The crisis of truth goes hand in hand with the crisis of democracy, paving the way for neo-fascism. Belief in facticity has been lost, as seen in denialism during the pandemic. Conspiracy theories painted the contradictory with delusional colors, normalized by influential psyches. In the crisis of truth, the common world, the common language, is lost. Truth is a social regulator, a guiding plummet of society. Nihilism, in progress, deconstructs social cohesion.

It's not that everyone turned out to be a liar. These know the difference between a lie and the truth. It's just that one and the other, now, configure narratives of the same value. The distinction disappeared. The plague of disinformation devours the facticity of reality. He who is immune to facts and reality constitutes a greater danger to the truth than he who lies. Talking shit is not opposing the truth, but being indifferent to the truth. The veracity crisis shakes the belief in concrete facts. The “Newspeak” (newspeak) orwellian knocks on the door of contemporaneity. By the way, she has already entered and settled in the room. Democracy is the medicine to cure the alienating disease of homo demens. Who goes, who comes.

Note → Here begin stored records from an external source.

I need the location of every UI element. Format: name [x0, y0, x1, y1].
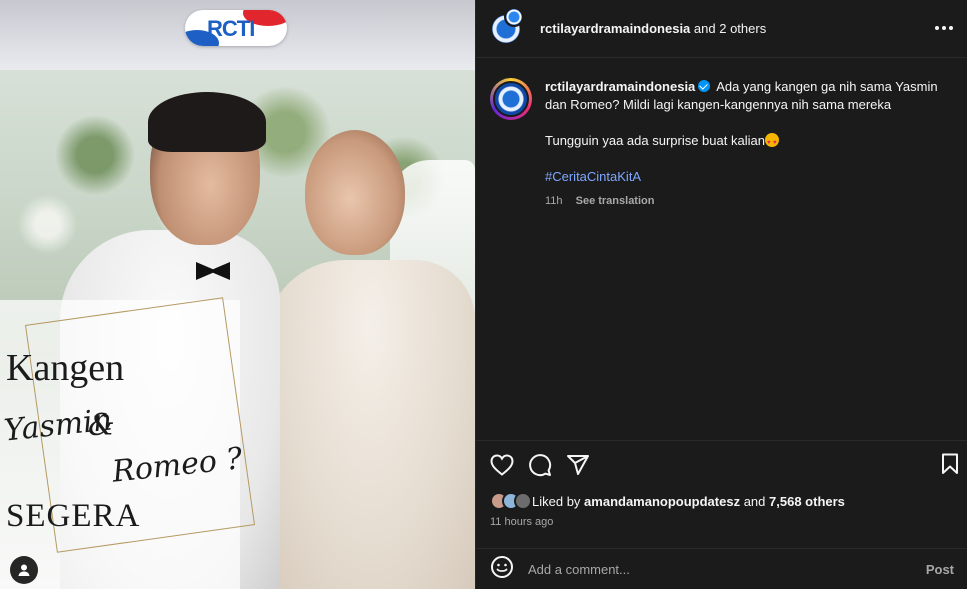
- header-accounts: rctilayardramaindonesia and 2 others: [540, 21, 766, 36]
- see-translation-button[interactable]: See translation: [576, 195, 655, 207]
- caption-text-2: Tungguin yaa ada surprise buat kalian: [545, 133, 765, 148]
- caption-avatar[interactable]: [490, 78, 532, 120]
- bookmark-icon[interactable]: [940, 453, 960, 475]
- bride-figure: [305, 130, 405, 255]
- post-modal: Kangen Yasmin & Romeo ? SEGERA RCTI rcti…: [0, 0, 967, 589]
- post-button[interactable]: Post: [926, 562, 954, 577]
- emoji-icon[interactable]: [490, 555, 514, 584]
- action-bar: [476, 440, 967, 490]
- heart-icon[interactable]: [490, 454, 514, 476]
- likes-prefix: Liked by: [532, 493, 581, 509]
- share-icon[interactable]: [566, 454, 590, 476]
- heart-eyes-emoji-icon: [764, 133, 779, 152]
- caption: rctilayardramaindonesia Ada yang kangen …: [490, 78, 950, 210]
- likes-user[interactable]: amandamanopoupdatesz: [584, 494, 740, 509]
- user-icon[interactable]: [10, 556, 38, 584]
- comment-icon[interactable]: [528, 453, 552, 477]
- post-image[interactable]: Kangen Yasmin & Romeo ? SEGERA RCTI: [0, 0, 475, 589]
- likes-and: and: [743, 493, 766, 509]
- bride-gown: [265, 260, 475, 589]
- caption-username[interactable]: rctilayardramaindonesia: [545, 79, 695, 94]
- post-header: rctilayardramaindonesia and 2 others: [476, 0, 967, 58]
- caption-time[interactable]: 11h: [545, 195, 563, 207]
- post-panel: rctilayardramaindonesia and 2 others rct…: [475, 0, 967, 589]
- overlay-segera: SEGERA: [6, 498, 141, 534]
- avatar[interactable]: [490, 6, 524, 45]
- groom-hair: [148, 92, 266, 152]
- overlay-ampersand: &: [88, 408, 115, 443]
- header-others[interactable]: and 2 others: [694, 21, 766, 36]
- likes-summary: Liked by amandamanopoupdatesz and 7,568 …: [490, 492, 845, 510]
- liker-avatars: [490, 492, 532, 510]
- rcti-logo: RCTI: [185, 10, 287, 46]
- verified-icon: [698, 80, 711, 92]
- overlay-kangen: Kangen: [6, 347, 125, 389]
- likes-count[interactable]: 7,568 others: [769, 494, 845, 509]
- more-horizontal-icon[interactable]: [932, 18, 956, 38]
- caption-body: rctilayardramaindonesia Ada yang kangen …: [545, 78, 945, 210]
- comment-input[interactable]: [528, 561, 926, 577]
- comment-bar: Post: [476, 548, 967, 589]
- hashtag-link[interactable]: #CeritaCintaKitA: [545, 169, 641, 184]
- post-timestamp[interactable]: 11 hours ago: [490, 516, 553, 528]
- header-username[interactable]: rctilayardramaindonesia: [540, 21, 690, 36]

Michel Foucault, at the end of his life, thought about how important the “courage of truth” is, based on the principles that guide democracy: isegory, which is the right of everyone to express themselves freely; It is parrhesia, the obligation to be truthful, which goes beyond the constitutional right to speak out. Politically, anyone who acts to promote the good of the human community celebrates openness in public. Socrates was the parrhesiast, par excellence, by preferring death to abdicating truth in favor of justice and laws. This is the challenge of democrats and socialists: to speak the truth about class, gender and racial inequalities; the climate hecatomb, the risk of nuclear war and the difficult labyrinth of democracy. Until the sun comes up tomorrow.

* Luiz Marques is a professor of political science at UFRGS. He was Rio Grande do Sul's state secretary of culture in the Olívio Dutra government.